Tuesday, April 12, 2011

Spin and Distortion - attempts to block the path towards Automatic Information Exchange

Our friends over at Center for Spin and Distortion, ahem, Freedom and Prosperity (CFP) have come up with their latest charade in confusing the public - see their video released yesterday The IRS Running Amok: Bureaucrats Want to Force Americans Banks to Put Foreign Tax Law Above U.S. Tax Law.

The video
relates to a very interesting development in the US going on right now, blogged earlier in
Tax Haven USA attracts over $3 trillion in foreign dirty money, on proposed IRS regulations for the U.S. to be more transparent about what foreigners earn there. Currently, almost all foreigners can bank in the U.S. in complete secrecy, and evade taxes they owe their own governments.
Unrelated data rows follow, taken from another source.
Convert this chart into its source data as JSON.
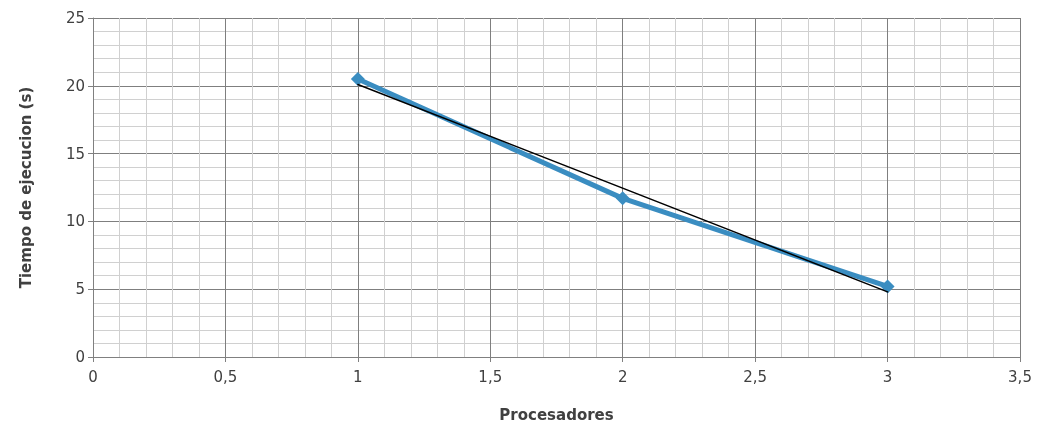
{
  "chart_data": {
    "type": "line",
    "xlabel": "Procesadores",
    "ylabel": "Tiempo de ejecucion (s)",
    "series": [
      {
        "color": "#3a8dc1",
        "x": [
          1,
          2,
          3
        ],
        "values": [
          20.5,
          11.7,
          5.2
        ],
        "marker": "diamond",
        "line_style": "solid"
      },
      {
        "color": "#000000",
        "x": [
          1,
          3
        ],
        "values": [
          20.1,
          4.8
        ],
        "marker": "none",
        "line_style": "solid"
      }
    ],
    "xlim": [
      0,
      3.5
    ],
    "xticks": [
      {
        "value": 0,
        "label": "0"
      },
      {
        "value": 0.5,
        "label": "0,5"
      },
      {
        "value": 1,
        "label": "1"
      },
      {
        "value": 1.5,
        "label": "1,5"
      },
      {
        "value": 2,
        "label": "2"
      },
      {
        "value": 2.5,
        "label": "2,5"
      },
      {
        "value": 3,
        "label": "3"
      },
      {
        "value": 3.5,
        "label": "3,5"
      }
    ],
    "ylim": [
      0,
      25
    ],
    "yticks": [
      0,
      5,
      10,
      15,
      20,
      25
    ],
    "grid": true
  }
}
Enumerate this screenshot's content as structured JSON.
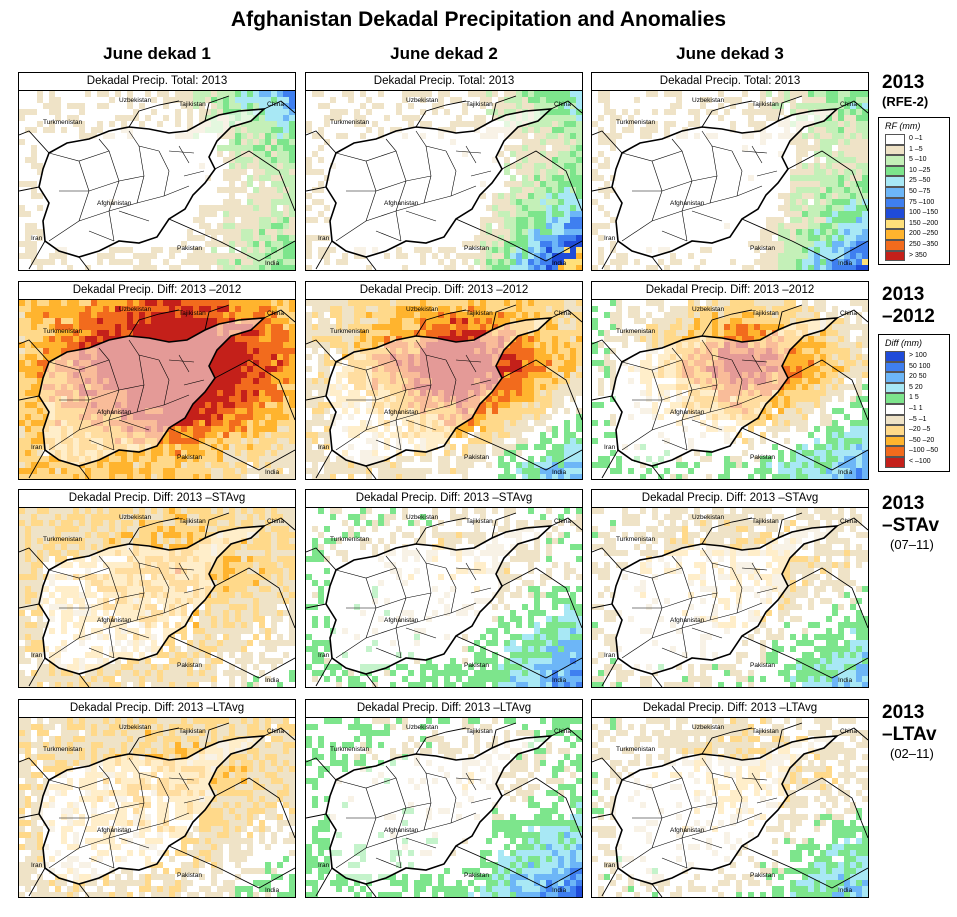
{
  "title": "Afghanistan Dekadal Precipitation and Anomalies",
  "columns": [
    "June dekad 1",
    "June dekad 2",
    "June dekad 3"
  ],
  "rows": [
    {
      "id": "total",
      "panel_title": "Dekadal Precip. Total: 2013",
      "label_big": "2013",
      "label_small": "(RFE-2)"
    },
    {
      "id": "diff2012",
      "panel_title": "Dekadal Precip. Diff: 2013 –2012",
      "label_big": "2013",
      "label_big2": "–2012"
    },
    {
      "id": "diffstavg",
      "panel_title": "Dekadal Precip. Diff: 2013 –STAvg",
      "label_big": "2013",
      "label_big2": "–STAv",
      "label_small": "(07–11)"
    },
    {
      "id": "diffltavg",
      "panel_title": "Dekadal Precip. Diff: 2013 –LTAvg",
      "label_big": "2013",
      "label_big2": "–LTAv",
      "label_small": "(02–11)"
    }
  ],
  "place_labels": {
    "uzbekistan": "Uzbekistan",
    "tajikistan": "Tajikistan",
    "china": "China",
    "turkmenistan": "Turkmenistan",
    "afghanistan": "Afghanistan",
    "iran": "Iran",
    "pakistan": "Pakistan",
    "india": "India"
  },
  "legend_rf": {
    "title": "RF (mm)",
    "items": [
      {
        "label": "0 –1",
        "color": "#ffffff"
      },
      {
        "label": "1 –5",
        "color": "#efe3c7"
      },
      {
        "label": "5 –10",
        "color": "#c4f0b8"
      },
      {
        "label": "10 –25",
        "color": "#7de58c"
      },
      {
        "label": "25 –50",
        "color": "#a8e8f5"
      },
      {
        "label": "50 –75",
        "color": "#6db6f7"
      },
      {
        "label": "75 –100",
        "color": "#3f7ff0"
      },
      {
        "label": "100 –150",
        "color": "#1f4bd9"
      },
      {
        "label": "150 –200",
        "color": "#ffe07a"
      },
      {
        "label": "200 –250",
        "color": "#ffb42e"
      },
      {
        "label": "250 –350",
        "color": "#f26b1d"
      },
      {
        "label": "> 350",
        "color": "#c4201a"
      }
    ]
  },
  "legend_diff": {
    "title": "Diff (mm)",
    "items": [
      {
        "label": "> 100",
        "color": "#1f4bd9"
      },
      {
        "label": "50  100",
        "color": "#3f7ff0"
      },
      {
        "label": "20  50",
        "color": "#6db6f7"
      },
      {
        "label": "5  20",
        "color": "#a8e8f5"
      },
      {
        "label": "1  5",
        "color": "#7de58c"
      },
      {
        "label": "–1  1",
        "color": "#ffffff"
      },
      {
        "label": "–5  –1",
        "color": "#efe3c7"
      },
      {
        "label": "–20  –5",
        "color": "#ffd98a"
      },
      {
        "label": "–50  –20",
        "color": "#ffb42e"
      },
      {
        "label": "–100  –50",
        "color": "#f26b1d"
      },
      {
        "label": "< –100",
        "color": "#c4201a"
      }
    ]
  }
}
These excellent proposals would see the U.S. creating the prerequisites for the U.S. co-operating with other countries to help them tax their own citizens properly.

Obama's administration now appears to be willing to address one of the root causes of the financial crisis. As you can read in our earlier blog here, the routine reporting of non-resident deposits would be an important step towards rectifying harmful capital flows. The US is the world’s pre-eminent tax haven, and we have labelled it the biggest capital-sucking machine ever devised on earth. This operates through the US offering anonymous and tax exempt portfolio investments by non-residents in US-bank deposits and government debt securities. Clinton's administration attempted in the 1990s to introduce legislation to address this matter. The proposal got sacked because of the whinnying opposition of financial institutions. Now the CFP launches its spin-machine to repeat the same.

Let's just turn to the abstract of the video:
"Even though it violates existing law, the IRS is seeking to impose a regulation that will discourage foreign investment in the U.S. economy and undermine the competitiveness of American banks. This CFP video provides five reasons why this proposal is misguided, including the risk to innocent people living under corrupt and tyrannical governments."
At least two immediate distortions spring to the eye.

First, this regulation will be a first step to curtail tax evasion committed through US-law. How can the CFP claim to be acting from any moral high ground (as in the name of freedom) if they are openly advocating the export of law subversion to the rest of the world? Is that freedom for US citizens, and condemnation for the rest of the planet's population? How should the US credibly seek desperately needed tax dollars for budget consolidation by clamping down on US tax evaders through FATCA while refusing to cooperate reciprocally?

The second obvious nonsense relates to the corrupt and tyrannical governments issue. After all, now that we see the dirty money stashed by Mubarak and Gaddafi in Western banks coming to light,
this argument is utterly defeated: western financial institutions and their governments do by no means ask hard questions when dictators around the world stash their money in their banks - see here. To claim that the reporting of US-interest payments to non-residents to US-authorities is helping tyrannical regimes is distorting the picture - in fact, it is the move towards greater transparency that begins to provide a faint chance of the US-authorities clamping down on US-banks helping tyrannical regimes.

Thankfully, the EU appears to have understood the problems inherent in the shortsightedness of the former US-policy and has approached the US in order to enhance cooperation to counter cross-border tax evasion (we reported in the headline article
in Links Apr 8 ) Ultimately, as the EU-tax Commissioner Šemeta said, the aim must be a multilateral approach to institute automatic tax information exchange. As we argue in our briefing paper on automatic information exchange, such a system must be open to developing countries.